Just stay calm!

The reason why capital markets are calm and exchange rates are increasing is that the world economy keeps getting stronger. It is especially true for Europe. The shadow of recession fading away and the economies recovering outweigh negative events such as populist policies gaining ground and certain European regions striving for independence, the challenges Brexit poses, and Trump’s unpredictability. John Hardy, currency market strategist at Saxo Bank, has more positive views on future policies and capital market developments in Europe and the USA.

Péter Zentai: Catalonia, the Brexit, nationalism and populism gaining ground, the migration pressure, the tension around North Korea, and Trump’s unpredictability… yet, capital markets seem to remain calm. Why?
John Hardy:
Primarily, because there is no sight of recession – not in Europe, America, or Asia.  We can see the exact opposite: the economy is getting stronger worldwide – and especially in Europe.  In the United States, it is quite likely that Trump will issue a major tax reform. As a result, there is a high chance that a significant and lasting conjuncture will begin in the world’s largest economy.

Meanwhile, the EU is on the brink of falling apart…
I, for one, do not agree with that, just like the majority of investors. Expanding the European integration has no other alternative. In the past decades, the EU has emerged stronger from every crisis. The euro has probably become the most stable aspect of global finances – it has not been changed by the Brexit, the German radical right getting into the Bundestag, the Southern European state debts remaining unchanged, or the migration crisis. Every economy in the EU, including Greece with its earlier struggles, seems to recover. The only exception is Italy.

In Austria, Germany, Italy, and France – not to mention Central and Eastern Europe – EU critical movements are gaining more and more political influence.
Populism gaining ground is indeed a threat. In both Western and Eastern Europe, many groups and influential experts are criticizing the decision-making system of the EU. Still, the majority of the national public opinion sees more advantages in the EU membership than disadvantages. Public survey results also support this. Just think about it: 87.5 percent of the Germans voted for openly EU-friendly parties promoting the continuation of the liberal western democracy. Yet, the media pinpoints and dramatizes that AfD gained 12.5 percent support. However, capital markets do not pay too much attention to the latter one, but they do care about the fact that the majority of Germans are still supporting integration.

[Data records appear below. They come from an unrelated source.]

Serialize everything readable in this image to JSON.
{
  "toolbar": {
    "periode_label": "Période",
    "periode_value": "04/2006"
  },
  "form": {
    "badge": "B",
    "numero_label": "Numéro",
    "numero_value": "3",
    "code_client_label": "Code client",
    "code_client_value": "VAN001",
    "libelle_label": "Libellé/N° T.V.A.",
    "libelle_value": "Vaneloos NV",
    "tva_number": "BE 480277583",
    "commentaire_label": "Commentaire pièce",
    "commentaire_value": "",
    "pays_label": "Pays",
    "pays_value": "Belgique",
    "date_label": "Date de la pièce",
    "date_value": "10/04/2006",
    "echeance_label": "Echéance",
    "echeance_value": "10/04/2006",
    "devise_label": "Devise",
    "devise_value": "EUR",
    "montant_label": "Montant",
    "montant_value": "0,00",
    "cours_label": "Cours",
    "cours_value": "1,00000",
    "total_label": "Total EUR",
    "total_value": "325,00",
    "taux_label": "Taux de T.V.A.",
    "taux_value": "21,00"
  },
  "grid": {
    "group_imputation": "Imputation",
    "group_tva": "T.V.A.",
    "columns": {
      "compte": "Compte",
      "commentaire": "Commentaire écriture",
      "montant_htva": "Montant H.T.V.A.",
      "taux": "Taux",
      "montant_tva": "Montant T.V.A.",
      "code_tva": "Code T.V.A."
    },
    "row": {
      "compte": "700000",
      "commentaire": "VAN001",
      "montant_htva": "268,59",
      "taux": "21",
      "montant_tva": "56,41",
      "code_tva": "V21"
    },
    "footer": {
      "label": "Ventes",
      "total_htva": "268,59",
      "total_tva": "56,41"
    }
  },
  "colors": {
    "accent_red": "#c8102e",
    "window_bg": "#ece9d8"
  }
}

Do you think that the Brexit, the AfD, and Catalonia’s attempts for independence make the EU stronger rather than weaken it?
That is exactly what I think, and everything indicates the same. Preserving the recovery that has begun in the EU national economies is becoming an existential interest of every government. In such a situation, the chance that someone would cross Macron and Merkel is quite low. In the shadow of the Brexit and other threats, it will be easier to implement reforms aiming at fiscal integration within the euro-zone than ever before. The union – primarily the euro-zone – will be transformed so that the long-term threat of populism diminishes. The first round of the recovery will probably cover the security policy: they will significantly increase security spending in order to aid the EU becoming a geopolitical power and its military-politic independence.

Fiscal easing could generate inflation, which could lead to ECB regulations…
Its time has not come yet. It is more significant in America. Adopting the tax reforms of President Trump has brought closer the deterioration of the budget balance. Fed will be in need to act, sooner than ECB.

What does it mean for currency markets and the dollar in particular?
We do not think that the dollar will be in an advantageous position in the long-term. It would not be an overstatement to say that the prime days of the American currency are over – simply because most of the leading regions are starting to avoid the dollar. The other major economic and financial power, China, does everything to make the yuan one of the world’s key currencies – and it succeeds in it. Oil and raw material producing countries are noticeably decreasing their dollar reserves, exchanging it to euro and then to local currencies or gold.
We believe that the dethroning of the dollar is irreversible but it does not mean that there is no chance that the dollar would get stronger against the euro in the near future. One of its root cause is that ECB has to maintain the zero-level interest rate and keep purchasing Italian government bonds in order to save Italy from financial collapse.

In the meantime, bubbles in the share and property markets keep on growing.
They do, indeed. However, the burst does not necessarily have to happen because the general state of the world economy, as an underlying factor, defines market developments. Currently, there is a global recovery developing and it is likely to become more dynamic, so there is only a particularly slight chance for a worldwide recession. Unless there is a geopolitical catastrophe, we have a reason to be positive – as for the European capital markets, primarily.